Em primeira análise, no site Obto.org.br, 47% das famílias brasileiras se recusam a doar órgãos de parentes com morte encefálica. Por conseguinte, circula pelo país diversos mitos sobre a doação de órgãos, de como os médicos pode acelerar o processo de morte do indivíduo, mesmo ele já estando falecido, mas existe falta de informação à respeito disso, como também, deformar o corpo e não poder velar com o caixão aberto, entre outros fatores. E assim, o mito acaba se tornando ’’ verdade’’ entre a população, dificultando a doação de órgãos, e dando segmento a essa barreira criada.
Em segunda análise, o Filosofo Séneca enunciava ‘‘Muitas vezes uma pequena oferta, produz grandes efeitos’’. Nesse panorama, um gesto de solidariedade, pode mudar a vida de uma pessoa. Por conseguinte, para manutenção desse gesto, é fundamental recursos governamentais. Todavia, a realidade é justamente oposta, tendo em vista a má distribuição de esquipes para a função de doações de órgãos, pois esses especialistas sem encontram pelas regiões sul e sudeste, sendo escasso em outras regiões do Brasil, assim como também, a falta de investimentos aeronave, que é essencial para as transportações de órgãos. Decerto, é necessário políticas públicas para a inversão desta realidade.
Em suma medidas relevantes, são primordiais para a resolução do impasse. Cabe o Ministério da Saúde, entregar um projeto de lei na Câmaras dos Deputados, para que eles aprovem uma parcela do PIB do país, que seja direcionada aos hospitais, para que tenham mais recursos como, de médicos especializados na doação de órgãos, e também de transportes rápidos.
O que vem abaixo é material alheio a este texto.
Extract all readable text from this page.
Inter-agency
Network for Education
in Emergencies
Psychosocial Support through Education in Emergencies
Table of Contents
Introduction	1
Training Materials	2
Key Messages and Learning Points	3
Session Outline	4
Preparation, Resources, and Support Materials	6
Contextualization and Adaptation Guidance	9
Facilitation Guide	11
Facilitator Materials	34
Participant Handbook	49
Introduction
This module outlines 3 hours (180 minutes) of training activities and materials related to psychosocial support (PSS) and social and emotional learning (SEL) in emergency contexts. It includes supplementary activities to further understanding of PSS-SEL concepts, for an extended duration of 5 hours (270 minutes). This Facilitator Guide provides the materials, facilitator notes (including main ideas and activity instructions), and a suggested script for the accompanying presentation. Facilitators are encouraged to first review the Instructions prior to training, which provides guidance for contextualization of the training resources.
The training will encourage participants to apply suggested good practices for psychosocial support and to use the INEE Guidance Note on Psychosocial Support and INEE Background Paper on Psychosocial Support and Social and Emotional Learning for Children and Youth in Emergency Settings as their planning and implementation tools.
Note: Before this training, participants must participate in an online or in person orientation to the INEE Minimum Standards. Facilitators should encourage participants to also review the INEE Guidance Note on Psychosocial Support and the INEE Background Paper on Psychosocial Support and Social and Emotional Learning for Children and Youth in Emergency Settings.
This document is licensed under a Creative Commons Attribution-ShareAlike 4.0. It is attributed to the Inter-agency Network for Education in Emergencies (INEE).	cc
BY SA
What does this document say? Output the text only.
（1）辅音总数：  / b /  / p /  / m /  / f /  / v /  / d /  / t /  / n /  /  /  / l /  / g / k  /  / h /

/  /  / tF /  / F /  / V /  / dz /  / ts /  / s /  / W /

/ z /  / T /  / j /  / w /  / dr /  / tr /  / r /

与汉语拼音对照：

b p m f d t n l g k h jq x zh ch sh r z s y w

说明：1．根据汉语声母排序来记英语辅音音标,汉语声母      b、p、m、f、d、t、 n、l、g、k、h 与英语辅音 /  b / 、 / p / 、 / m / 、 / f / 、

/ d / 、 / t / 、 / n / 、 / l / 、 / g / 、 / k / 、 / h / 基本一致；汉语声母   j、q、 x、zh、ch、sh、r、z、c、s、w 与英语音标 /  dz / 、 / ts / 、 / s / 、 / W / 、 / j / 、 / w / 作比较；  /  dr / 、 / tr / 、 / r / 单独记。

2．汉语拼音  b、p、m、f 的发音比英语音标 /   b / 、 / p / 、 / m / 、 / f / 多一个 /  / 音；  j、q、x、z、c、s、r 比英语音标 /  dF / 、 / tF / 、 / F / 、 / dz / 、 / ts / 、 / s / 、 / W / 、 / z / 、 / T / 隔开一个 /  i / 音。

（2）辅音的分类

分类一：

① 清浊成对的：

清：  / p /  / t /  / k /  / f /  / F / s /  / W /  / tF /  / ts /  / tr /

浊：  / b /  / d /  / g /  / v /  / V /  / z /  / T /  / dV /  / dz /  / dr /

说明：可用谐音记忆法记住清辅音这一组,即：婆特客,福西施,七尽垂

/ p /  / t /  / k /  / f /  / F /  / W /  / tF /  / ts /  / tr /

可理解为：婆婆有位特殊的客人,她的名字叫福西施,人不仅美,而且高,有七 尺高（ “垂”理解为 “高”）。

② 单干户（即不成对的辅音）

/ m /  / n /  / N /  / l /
De modo, que tenha verificações de verba para que não tenha nenhum desvio. Ademais, MS em parceria com vias midiáticas, poderiam promover propagandas sobre mitos e verdade sobre tal questão e a importância sobre o assunto entre as famílias. De forma, que assunto seja mais normalizado. Espere-se com isso, a quebra desse tabu social, e por meio disso as pessoas possam a se solidarizar de forma consciente, para que não tenhamos histórias parecidas como a de Ana e sua família.